Вдруг все обернулись. Через двор с улицы шла Марья Семеновна. Опустивши глаза в землю, со свертком под мышкой, вероятно, с каким-нибудь нищенским заказом, она шла своей поспешной, незаметной походкой. И вдруг, увидев перед собой людей, остановилась. Ее глаза почему-то с испугом поднялись кверху по направлению к ее окну.
Ее щеки стали совершенно серыми и глаза страшно большими. Она быстро подошла к расступившейся толпе, подняла руки ко рту, как бы желая задержать непроизвольный крик, несколько мгновений смотрела на распростертую кошку, крепко сжав тонкие губы, потом опустилась на колени, молча подняла труп кошки на руки и, не сказав ни слова, пошла в дом.

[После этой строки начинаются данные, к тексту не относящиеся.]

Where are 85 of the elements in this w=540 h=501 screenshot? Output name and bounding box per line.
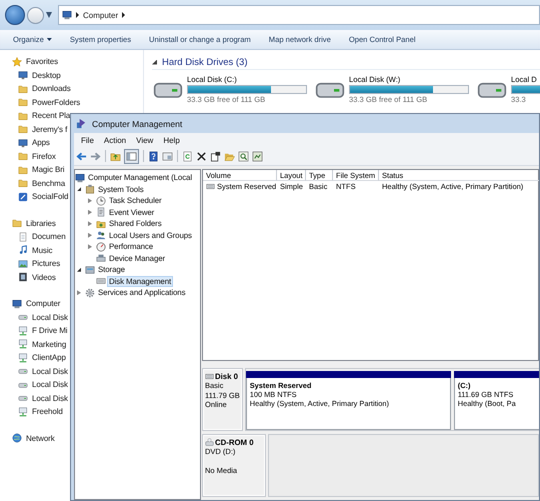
folder-icon	[18, 164, 28, 175]
nav-item[interactable]: Local Disk	[32, 312, 68, 322]
window-icon[interactable]	[162, 150, 173, 162]
nav-item[interactable]: ClientApp	[32, 353, 66, 362]
computer-icon	[12, 298, 22, 309]
nav-item[interactable]: SocialFold	[32, 192, 68, 202]
back-button[interactable]	[5, 5, 25, 25]
monitor-icon	[18, 70, 28, 80]
nav-item[interactable]: Benchma	[32, 178, 66, 188]
menu-item[interactable]: View	[131, 136, 158, 144]
folder-icon	[18, 124, 28, 134]
help-icon[interactable]	[148, 150, 159, 162]
folder-icon	[18, 97, 28, 108]
computer-icon	[62, 10, 72, 20]
network-drive-icon	[18, 339, 28, 350]
address-field[interactable]: Computer	[58, 5, 540, 25]
properties-icon[interactable]	[210, 150, 221, 162]
nav-item[interactable]: Favorites	[26, 57, 58, 66]
clock-icon	[96, 196, 106, 206]
film-icon	[18, 272, 28, 282]
nav-item[interactable]: Libraries	[26, 218, 56, 228]
nav-item[interactable]: Local Disk	[32, 366, 68, 376]
nav-item[interactable]: Firefox	[32, 152, 56, 161]
menu-item[interactable]: File	[76, 136, 99, 144]
log-icon	[96, 207, 106, 218]
nav-item[interactable]: Pictures	[32, 259, 60, 268]
delete-icon[interactable]	[196, 150, 207, 162]
folder-icon	[18, 151, 28, 162]
nav-item[interactable]: Local Disk	[32, 380, 68, 390]
folder-icon	[18, 84, 28, 94]
nav-item[interactable]: Desktop	[32, 70, 61, 80]
device-icon	[96, 253, 106, 264]
rescan-icon[interactable]	[252, 150, 263, 162]
network-drive-icon	[18, 406, 28, 417]
folder-icon	[18, 110, 28, 121]
console-icon	[76, 118, 87, 129]
nav-item[interactable]: Apps	[32, 138, 50, 148]
window-title: Computer Management	[92, 118, 182, 128]
history-dropdown[interactable]	[46, 12, 52, 18]
search-icon[interactable]	[238, 150, 249, 162]
app-icon	[18, 192, 28, 202]
cdrom-icon	[205, 438, 214, 447]
music-note-icon	[18, 245, 28, 256]
users-icon	[96, 230, 106, 240]
globe-icon	[12, 433, 22, 444]
folder-icon	[18, 178, 28, 188]
image-icon	[18, 258, 28, 269]
nav-item[interactable]: Local Disk	[32, 394, 68, 403]
forward-icon[interactable]	[90, 150, 101, 162]
doc-icon	[18, 232, 28, 242]
nav-item[interactable]: Freehold	[32, 407, 63, 416]
nav-item[interactable]: Documen	[32, 232, 66, 242]
nav-item[interactable]: Magic Bri	[32, 165, 64, 174]
nav-item[interactable]: Recent Pla	[32, 111, 70, 120]
menu-item[interactable]: Help	[158, 136, 185, 144]
nav-item[interactable]: Jeremy's f	[32, 124, 68, 134]
nav-item[interactable]: Videos	[32, 272, 56, 282]
storage-icon	[85, 264, 95, 275]
share-icon	[96, 218, 106, 229]
panel-icon[interactable]	[126, 150, 137, 162]
back-icon[interactable]	[76, 150, 87, 162]
gauge-icon	[96, 242, 106, 252]
drive-icon	[18, 366, 28, 376]
star-icon	[12, 56, 22, 67]
folder-up-icon[interactable]	[110, 150, 121, 162]
nav-item[interactable]: Marketing	[32, 340, 66, 349]
network-drive-icon	[18, 352, 28, 363]
nav-item[interactable]: Music	[32, 246, 52, 255]
gear-icon	[85, 288, 95, 298]
computer-icon	[75, 172, 85, 183]
network-drive-icon	[18, 326, 28, 336]
nav-item[interactable]: F Drive Mi	[32, 326, 68, 336]
breadcrumb[interactable]: Computer	[83, 10, 118, 20]
menu-item[interactable]: Action	[98, 136, 132, 144]
drive-icon	[18, 393, 28, 404]
nav-item[interactable]: PowerFolders	[32, 98, 80, 107]
nav-item[interactable]: Downloads	[32, 84, 71, 94]
refresh-icon[interactable]	[182, 150, 193, 162]
drive-icon	[18, 312, 28, 322]
toolbox-icon	[85, 184, 95, 194]
nav-item[interactable]: Computer	[26, 299, 60, 308]
monitor-icon	[18, 138, 28, 148]
group-header: Hard Disk Drives (3)	[162, 56, 248, 68]
folder-icon	[12, 218, 22, 228]
nav-item[interactable]: Network	[26, 434, 55, 443]
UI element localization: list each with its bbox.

– Даже не сказала ничего, – заметил кто-то. – Ей-богу, собственными руками убила бы ее за кошку, – проговорила молодая рослая женщина из квартиры № 45.
– Я теперь ночи три не буду спать, все перед глазами будет стоять эта картина, – сказала другая женщина из бокового корпуса. – Она минут пять жила, ведь это какие страдания должна была испытывать.
– Еще бы, какая высота, ведь сажен десять есть. Все посмотрели на окно, из которого свалилась Машка, и стали расходиться.
– И не кричала даже, – сказала, уходя и утирая фартуком глаза, одна пожилая женщина в платочке, – а только жалобно, жалобно на меня смотрела.
Жизнь в квартире пошла по-старому, но стало странно пусто. Не проходило дня, чтобы не вспоминали о Машке. В особенности в первый день, когда проходили мимо ее блюдца с молоком в углу у плиты. Его нарочно не убирали, как память о Машке. Всем казалось, что Машка, – великолепная, пушистая, – сейчас придет, стряхнет с лапок пролитое на пол молоко и начнет лакать из блюдца молоко своим розовым нежным язычком.
Прошло два месяца. Хозяйки так же собирались около плиты во время готовки и вели обычные разговоры.
Одна из них как-то сказала:
– Что это с Марьей Семеновной, ее что-то не видно.
– Хватились! Вы разве не знаете! – спросила молодая рослая женщина.
– Что?..
– Да она уж две недели тому назад отвезена в больницу, умирает от чахотки.
– Ах, матушки! – А как же комната?!
– Управдом уж передал кому-то.
– Ах, мерзавец! Ведь я шесть месяцев тому назад подала заявление, чтобы мне переменили комнату. Ну, что за жулики. Пойди, дожидайся теперь такого случая! И как я не обратила внимания, что ее нет.
– Мы сами только через неделю заметили.